How to detect when a user switches between windows (in WinXP)?

Tim Golden mail at timgolden.me.uk
Thu Dec 27 04:02:31 EST 2007


Tim Roberts wrote:
> mangoldproject at gmail.com wrote:
>> I'm a beginning-to-intermediate Python programmer with some experience
>> in other languages. At the moment I am trying to write a Python
>> program that will run in the background and execute a series of
>> commands whenever I switch between windows (my OS is Windows XP). For
>> example, I want my program to do something when I switch to my Firefox
>> browser, and then do something else when I switch to a certain sub-
>> window in Photoshop (which has a certain title, and a certain photo
>> associated with it), then do yet another thing when I switch to
>> another sub-window (with a different title and photo) within
>> Photoshop.
>> The particular actions will be based on the window's title. I've
>> already figured out how to retrieve that, using
>> GetWindowText(GetForegroundWindow()) from the win32gui module.
>> My question is, how can I detect when the user switches between
>> windows?
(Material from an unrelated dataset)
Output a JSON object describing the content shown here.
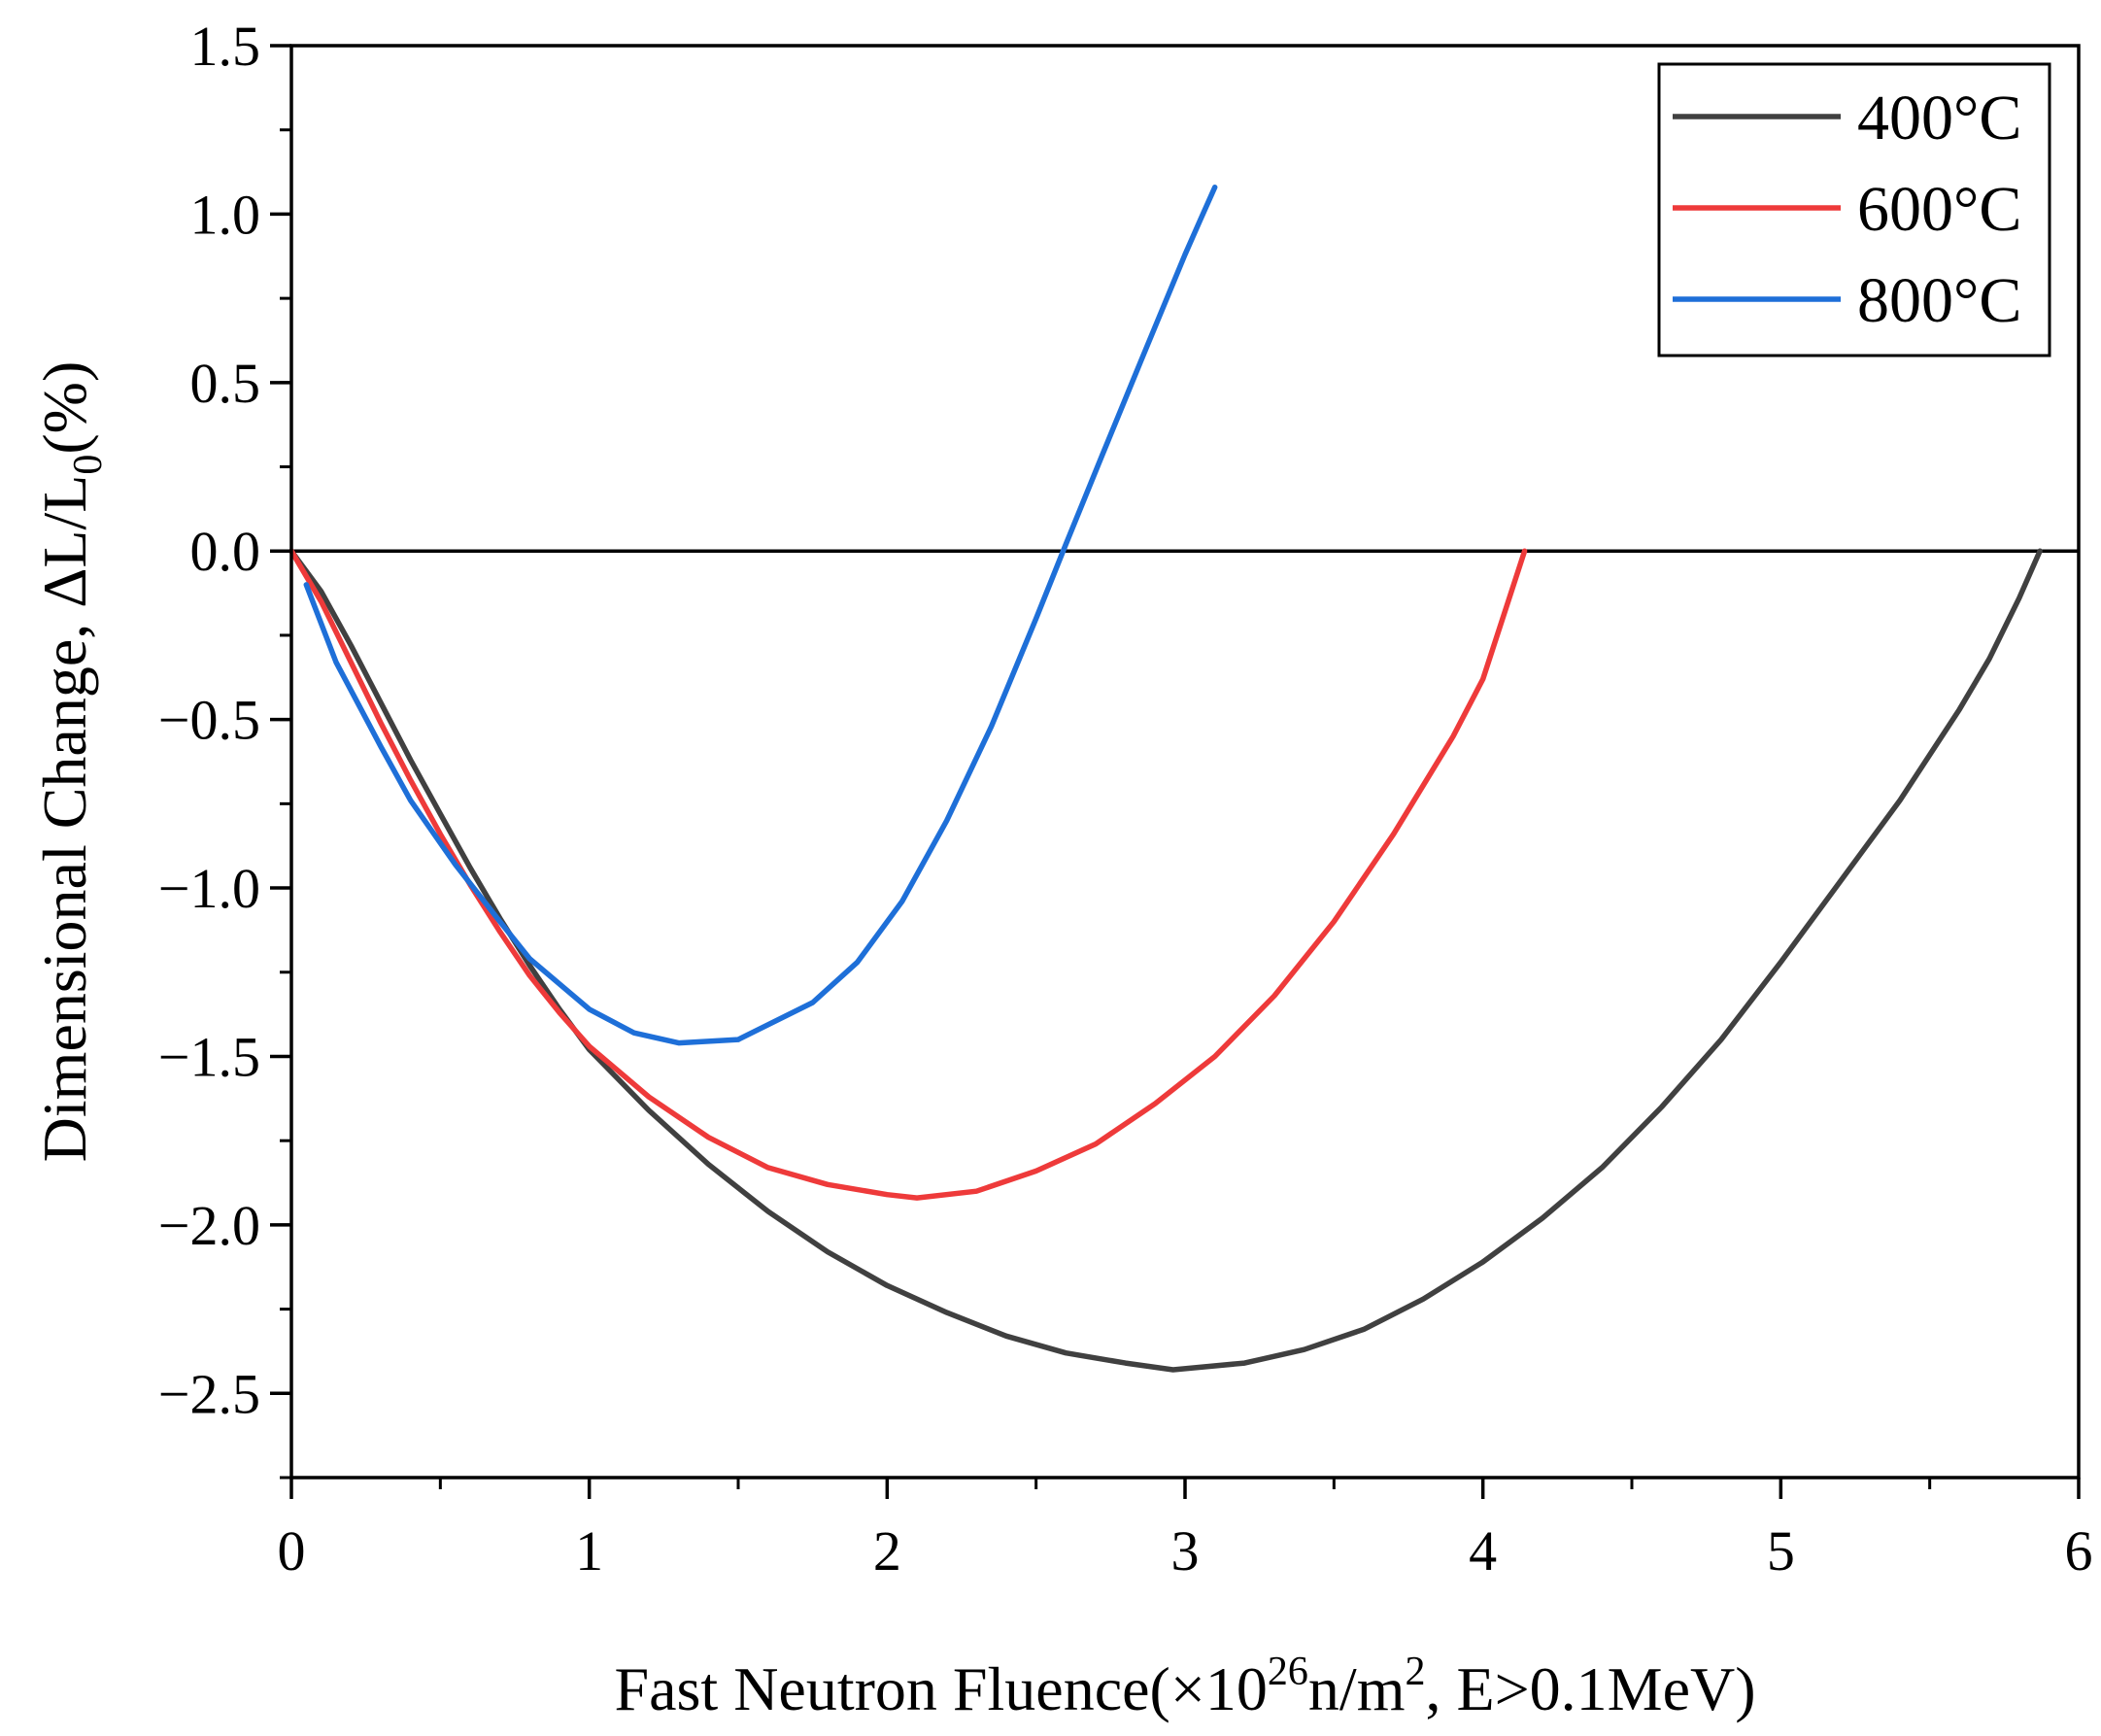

I haven't been able to figure that part out yet.
>> Searching the group didn't give me any answers.
> 
> The way you do this is to write a Windows hook.  The WH_CBT hook intercepts
> WM_ACTIVATE and WM_DEACTIVATE calls system-wide.
> 
> However, that requires injecting the hook DLL into every process with a
> Windows, and you certainly don't want to do that in Python.  Write a
> minimal C DLL to be the hook, and have it send messages to your Python
> process.

Also, aside from the technicalities of how you do this, be sure
you've thought through the effect on user-interaction (if the
user isn't you). Switching between windows is one of those things
a user has a very definite expectation about. If you subvert that
by doing "magic things" when you switch between this and that
window then you might end up alienating the user.

But, as Tim points out, system hooks are the way to go.